Curved and massive-sized televisions were ever-present, but again, I witnessed little innovative advancement with these devices. This isn’t to belittle CES 2014. In fact, some intriguing concepts are floating around the floor(s). Lit Motors presented a long-developed, self-righting motorcycle, Toyota unveiled a hydrogen-powered car, and a company known as Green Driver presented an app that helps you drive greener and avoid long stop lights.
This brings me to one question: What did this year’s CES provide to those looking for the next step in innovation?
This is the tricky part about attending a consumer-oriented trade show as an editor for an engineering publication.
After meetings with a couple of more component-based companies, TDK and Green Peak, the answer to this question became far more apparent. As the consumer electronics industry is dictated by demand and the attention of the masses, wearable electronics, wireless charging of said devices, and Bluetooth audio amplification crowded the floors, but these two companies provided insight to the future of the components driving these technologies.

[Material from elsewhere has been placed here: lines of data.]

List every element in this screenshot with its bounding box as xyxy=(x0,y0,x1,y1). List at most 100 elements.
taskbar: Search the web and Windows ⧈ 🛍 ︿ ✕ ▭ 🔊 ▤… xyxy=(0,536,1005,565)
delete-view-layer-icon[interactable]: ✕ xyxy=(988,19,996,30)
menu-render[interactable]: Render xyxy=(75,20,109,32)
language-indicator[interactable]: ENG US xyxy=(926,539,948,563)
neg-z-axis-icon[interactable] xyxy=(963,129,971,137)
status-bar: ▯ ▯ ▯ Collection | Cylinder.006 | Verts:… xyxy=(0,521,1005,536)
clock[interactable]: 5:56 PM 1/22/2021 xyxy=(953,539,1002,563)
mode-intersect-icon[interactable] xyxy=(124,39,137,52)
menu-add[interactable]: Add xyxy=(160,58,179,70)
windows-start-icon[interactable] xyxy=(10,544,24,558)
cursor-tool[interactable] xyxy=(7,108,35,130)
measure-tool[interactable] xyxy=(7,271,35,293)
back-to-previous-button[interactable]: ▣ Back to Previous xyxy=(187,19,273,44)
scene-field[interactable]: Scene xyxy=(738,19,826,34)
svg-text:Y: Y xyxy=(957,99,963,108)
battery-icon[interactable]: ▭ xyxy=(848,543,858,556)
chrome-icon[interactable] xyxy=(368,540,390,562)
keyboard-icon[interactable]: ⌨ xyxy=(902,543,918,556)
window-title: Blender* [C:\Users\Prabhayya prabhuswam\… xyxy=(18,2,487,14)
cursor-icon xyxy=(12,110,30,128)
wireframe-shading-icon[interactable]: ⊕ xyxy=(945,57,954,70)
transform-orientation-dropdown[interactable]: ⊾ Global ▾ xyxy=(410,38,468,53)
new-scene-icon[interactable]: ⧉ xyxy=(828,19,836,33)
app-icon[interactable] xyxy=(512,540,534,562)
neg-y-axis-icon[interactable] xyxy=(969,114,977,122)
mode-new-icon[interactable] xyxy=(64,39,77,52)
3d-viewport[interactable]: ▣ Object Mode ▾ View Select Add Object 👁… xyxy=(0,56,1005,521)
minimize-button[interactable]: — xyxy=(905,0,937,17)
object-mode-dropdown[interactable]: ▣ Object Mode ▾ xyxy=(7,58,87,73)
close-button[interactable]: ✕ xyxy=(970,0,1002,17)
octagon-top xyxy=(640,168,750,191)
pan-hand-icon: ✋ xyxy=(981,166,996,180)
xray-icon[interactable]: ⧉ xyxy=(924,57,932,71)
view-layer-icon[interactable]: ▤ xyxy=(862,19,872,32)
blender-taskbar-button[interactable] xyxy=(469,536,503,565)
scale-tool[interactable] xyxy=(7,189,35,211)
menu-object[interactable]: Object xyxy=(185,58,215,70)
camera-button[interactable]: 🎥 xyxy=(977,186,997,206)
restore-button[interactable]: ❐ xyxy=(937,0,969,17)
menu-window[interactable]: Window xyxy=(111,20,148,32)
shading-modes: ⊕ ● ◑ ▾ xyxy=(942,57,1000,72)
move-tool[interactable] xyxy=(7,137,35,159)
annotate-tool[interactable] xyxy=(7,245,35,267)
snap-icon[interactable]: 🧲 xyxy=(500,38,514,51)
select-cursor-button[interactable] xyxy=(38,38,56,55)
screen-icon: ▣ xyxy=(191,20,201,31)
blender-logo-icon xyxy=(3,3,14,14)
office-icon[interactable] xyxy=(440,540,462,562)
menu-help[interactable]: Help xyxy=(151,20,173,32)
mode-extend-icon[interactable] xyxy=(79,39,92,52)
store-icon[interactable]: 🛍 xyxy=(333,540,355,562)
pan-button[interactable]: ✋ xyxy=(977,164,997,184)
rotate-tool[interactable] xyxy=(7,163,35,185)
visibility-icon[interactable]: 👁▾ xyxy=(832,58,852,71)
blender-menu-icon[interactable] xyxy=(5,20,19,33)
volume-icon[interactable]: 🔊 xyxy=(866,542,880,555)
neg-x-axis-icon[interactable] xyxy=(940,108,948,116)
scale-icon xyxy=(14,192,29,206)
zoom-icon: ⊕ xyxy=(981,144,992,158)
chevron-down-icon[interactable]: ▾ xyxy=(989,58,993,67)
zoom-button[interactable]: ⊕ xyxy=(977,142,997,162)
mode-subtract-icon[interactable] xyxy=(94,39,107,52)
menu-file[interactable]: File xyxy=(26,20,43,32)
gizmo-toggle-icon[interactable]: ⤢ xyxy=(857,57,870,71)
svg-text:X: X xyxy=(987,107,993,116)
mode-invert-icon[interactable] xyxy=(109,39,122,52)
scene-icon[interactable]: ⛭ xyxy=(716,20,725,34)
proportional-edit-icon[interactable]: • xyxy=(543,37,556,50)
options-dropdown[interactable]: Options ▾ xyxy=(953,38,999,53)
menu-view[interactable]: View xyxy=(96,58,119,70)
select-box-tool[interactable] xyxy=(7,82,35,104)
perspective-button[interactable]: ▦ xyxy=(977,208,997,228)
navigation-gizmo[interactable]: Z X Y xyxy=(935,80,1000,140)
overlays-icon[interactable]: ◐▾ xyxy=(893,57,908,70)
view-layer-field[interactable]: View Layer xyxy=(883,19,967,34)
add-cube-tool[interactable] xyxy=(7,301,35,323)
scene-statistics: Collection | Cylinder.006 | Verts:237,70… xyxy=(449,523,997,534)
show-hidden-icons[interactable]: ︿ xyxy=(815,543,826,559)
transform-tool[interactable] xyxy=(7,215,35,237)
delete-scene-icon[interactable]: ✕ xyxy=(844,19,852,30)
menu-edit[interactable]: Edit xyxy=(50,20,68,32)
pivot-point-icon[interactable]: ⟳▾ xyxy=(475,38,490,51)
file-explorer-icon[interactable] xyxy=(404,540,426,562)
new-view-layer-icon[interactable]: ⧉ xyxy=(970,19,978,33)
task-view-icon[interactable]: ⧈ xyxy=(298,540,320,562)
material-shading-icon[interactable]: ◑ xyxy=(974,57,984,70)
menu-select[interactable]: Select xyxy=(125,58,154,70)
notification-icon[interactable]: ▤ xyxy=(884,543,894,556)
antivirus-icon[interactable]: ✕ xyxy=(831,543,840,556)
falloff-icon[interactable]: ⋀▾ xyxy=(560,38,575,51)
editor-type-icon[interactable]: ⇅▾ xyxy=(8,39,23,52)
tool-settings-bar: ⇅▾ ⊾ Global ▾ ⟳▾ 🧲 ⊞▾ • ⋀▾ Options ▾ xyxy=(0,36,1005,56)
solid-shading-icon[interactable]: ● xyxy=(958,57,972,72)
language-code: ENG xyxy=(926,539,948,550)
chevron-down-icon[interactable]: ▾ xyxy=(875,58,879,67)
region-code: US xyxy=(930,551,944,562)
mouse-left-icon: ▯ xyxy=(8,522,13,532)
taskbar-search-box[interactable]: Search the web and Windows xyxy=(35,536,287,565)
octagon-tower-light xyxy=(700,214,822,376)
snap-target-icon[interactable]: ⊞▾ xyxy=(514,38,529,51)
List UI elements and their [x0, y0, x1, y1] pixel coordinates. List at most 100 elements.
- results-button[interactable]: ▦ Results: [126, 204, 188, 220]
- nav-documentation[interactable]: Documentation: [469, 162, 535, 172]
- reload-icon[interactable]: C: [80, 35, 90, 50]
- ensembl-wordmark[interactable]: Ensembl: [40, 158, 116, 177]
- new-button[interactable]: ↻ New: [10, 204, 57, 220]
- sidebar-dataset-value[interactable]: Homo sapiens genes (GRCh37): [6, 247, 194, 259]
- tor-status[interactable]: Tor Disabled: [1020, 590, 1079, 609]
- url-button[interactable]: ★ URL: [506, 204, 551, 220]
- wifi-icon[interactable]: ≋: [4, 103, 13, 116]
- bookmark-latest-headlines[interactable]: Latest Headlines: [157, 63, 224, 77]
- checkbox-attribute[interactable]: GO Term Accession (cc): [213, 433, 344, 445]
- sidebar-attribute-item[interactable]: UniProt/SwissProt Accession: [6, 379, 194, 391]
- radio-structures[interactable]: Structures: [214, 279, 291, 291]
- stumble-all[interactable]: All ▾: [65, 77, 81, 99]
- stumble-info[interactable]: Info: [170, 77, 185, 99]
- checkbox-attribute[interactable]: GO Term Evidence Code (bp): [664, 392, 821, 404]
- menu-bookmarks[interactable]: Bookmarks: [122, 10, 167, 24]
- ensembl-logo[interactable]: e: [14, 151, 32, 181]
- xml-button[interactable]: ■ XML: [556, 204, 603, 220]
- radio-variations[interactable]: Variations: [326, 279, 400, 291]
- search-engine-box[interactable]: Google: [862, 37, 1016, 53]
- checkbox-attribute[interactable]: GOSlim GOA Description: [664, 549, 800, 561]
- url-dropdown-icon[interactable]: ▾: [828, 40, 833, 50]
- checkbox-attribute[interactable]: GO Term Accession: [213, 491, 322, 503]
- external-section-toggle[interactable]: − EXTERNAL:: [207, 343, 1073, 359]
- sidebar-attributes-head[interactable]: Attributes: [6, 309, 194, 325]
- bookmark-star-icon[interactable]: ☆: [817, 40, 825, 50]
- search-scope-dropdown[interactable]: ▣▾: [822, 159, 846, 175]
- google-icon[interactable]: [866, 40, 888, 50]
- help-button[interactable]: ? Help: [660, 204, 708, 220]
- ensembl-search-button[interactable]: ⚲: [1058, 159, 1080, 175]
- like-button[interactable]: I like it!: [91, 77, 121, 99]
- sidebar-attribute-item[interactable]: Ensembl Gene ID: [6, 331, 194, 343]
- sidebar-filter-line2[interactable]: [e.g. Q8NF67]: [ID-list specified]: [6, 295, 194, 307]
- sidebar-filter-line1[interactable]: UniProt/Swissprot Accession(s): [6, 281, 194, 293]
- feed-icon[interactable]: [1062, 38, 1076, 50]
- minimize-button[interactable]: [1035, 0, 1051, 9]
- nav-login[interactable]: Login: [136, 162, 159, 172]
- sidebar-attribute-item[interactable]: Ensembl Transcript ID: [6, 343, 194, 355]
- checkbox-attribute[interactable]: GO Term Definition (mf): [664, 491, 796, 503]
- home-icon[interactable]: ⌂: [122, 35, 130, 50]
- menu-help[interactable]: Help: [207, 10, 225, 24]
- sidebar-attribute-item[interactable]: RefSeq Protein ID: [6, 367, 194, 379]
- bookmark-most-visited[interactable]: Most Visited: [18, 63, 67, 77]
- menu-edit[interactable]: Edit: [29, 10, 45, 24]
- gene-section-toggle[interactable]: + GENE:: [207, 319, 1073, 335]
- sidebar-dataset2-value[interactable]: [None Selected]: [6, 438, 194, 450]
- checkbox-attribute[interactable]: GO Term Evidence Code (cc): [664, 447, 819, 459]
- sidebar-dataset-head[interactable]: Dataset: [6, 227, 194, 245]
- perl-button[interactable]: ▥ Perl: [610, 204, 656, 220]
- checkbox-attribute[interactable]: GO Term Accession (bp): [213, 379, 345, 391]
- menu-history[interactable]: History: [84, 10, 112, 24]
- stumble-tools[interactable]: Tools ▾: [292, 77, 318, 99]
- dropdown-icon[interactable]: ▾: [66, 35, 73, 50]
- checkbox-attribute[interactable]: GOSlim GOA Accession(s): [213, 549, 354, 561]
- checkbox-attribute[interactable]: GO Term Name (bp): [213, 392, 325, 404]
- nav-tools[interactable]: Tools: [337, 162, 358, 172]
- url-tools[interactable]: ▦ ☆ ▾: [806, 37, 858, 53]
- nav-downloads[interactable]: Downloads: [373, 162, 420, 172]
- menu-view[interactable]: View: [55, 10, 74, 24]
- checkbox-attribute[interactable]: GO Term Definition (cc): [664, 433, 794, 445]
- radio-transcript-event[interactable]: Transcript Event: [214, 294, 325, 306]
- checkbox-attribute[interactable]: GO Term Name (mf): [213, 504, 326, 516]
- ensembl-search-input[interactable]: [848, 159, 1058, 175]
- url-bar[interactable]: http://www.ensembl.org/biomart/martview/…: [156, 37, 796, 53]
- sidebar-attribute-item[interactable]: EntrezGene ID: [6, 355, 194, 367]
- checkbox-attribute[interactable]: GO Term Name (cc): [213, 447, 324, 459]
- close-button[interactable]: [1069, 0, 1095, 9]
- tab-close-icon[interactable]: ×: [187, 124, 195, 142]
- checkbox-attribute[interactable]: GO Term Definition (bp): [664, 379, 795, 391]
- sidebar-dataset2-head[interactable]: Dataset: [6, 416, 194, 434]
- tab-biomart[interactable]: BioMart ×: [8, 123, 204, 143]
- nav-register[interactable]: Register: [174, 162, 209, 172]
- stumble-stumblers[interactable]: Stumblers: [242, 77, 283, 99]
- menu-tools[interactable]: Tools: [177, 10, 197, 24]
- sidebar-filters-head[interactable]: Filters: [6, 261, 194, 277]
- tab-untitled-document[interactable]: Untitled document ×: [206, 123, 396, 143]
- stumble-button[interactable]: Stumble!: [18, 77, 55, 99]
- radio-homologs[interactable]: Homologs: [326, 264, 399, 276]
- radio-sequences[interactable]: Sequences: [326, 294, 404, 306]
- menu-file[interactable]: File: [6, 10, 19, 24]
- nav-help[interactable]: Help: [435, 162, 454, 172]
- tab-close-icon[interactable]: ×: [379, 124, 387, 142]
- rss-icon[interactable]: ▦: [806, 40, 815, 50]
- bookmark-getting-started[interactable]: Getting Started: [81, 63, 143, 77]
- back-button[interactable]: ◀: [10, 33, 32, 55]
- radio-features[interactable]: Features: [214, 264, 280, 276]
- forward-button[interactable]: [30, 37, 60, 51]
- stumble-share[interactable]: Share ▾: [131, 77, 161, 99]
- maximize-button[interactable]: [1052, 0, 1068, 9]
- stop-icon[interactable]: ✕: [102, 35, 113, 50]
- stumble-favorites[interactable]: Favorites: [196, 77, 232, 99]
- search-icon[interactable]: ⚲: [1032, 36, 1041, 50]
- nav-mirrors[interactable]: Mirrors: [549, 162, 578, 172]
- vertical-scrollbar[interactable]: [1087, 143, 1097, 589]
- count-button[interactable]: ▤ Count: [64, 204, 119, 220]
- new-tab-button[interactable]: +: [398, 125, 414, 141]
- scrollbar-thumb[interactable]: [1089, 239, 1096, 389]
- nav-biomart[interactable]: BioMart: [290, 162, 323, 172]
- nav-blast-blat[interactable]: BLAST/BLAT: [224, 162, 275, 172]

In a conversation with Chris Burket and Jon Nelson, senior marketing engineer and president for TDK (respectively), I discussed the frivolity of wireless charging your cell phone when it still needs to be within an inch of the induction for proper charging. Everything from charging medical sensors in shoe insoles to charging hotel door locks (a million dollar idea, if I’ve ever heard of one), wireless induction charging has a lot more potential than easing the woes of a lazy smartphone user who doesn’t want to take the extra time to plug in their phone.
At this point, wireless charging is for sheer convenience and geekdom at best and promoting lazy phone charging at worst. Like many of the consumer innovations at CES 2014, wireless charging of cell phones and wearable electronics were about the fastest selling innovations, but for the tech-savvy, they were all about the components.
Similarly, Green Peak discussed the use of ZigBee components as we progress towards the implementation of the “smart home” and beyond. Green Peak founder and CEO Cees Links believes that Moore’s Law will emerge with the ZigBee brand of low-energy WiFi, as he sees a 10:1 ratio of ZigBee to traditional WiFi by 2020.
Giant, curved displays and portable speakers may be the hip trend at CES 2014 (not to mention the numerous hipsters I witnessed wearing Google Glass), but the real story is where the components of these mediocrely innovative technologies will lead us in the not-so-distant future.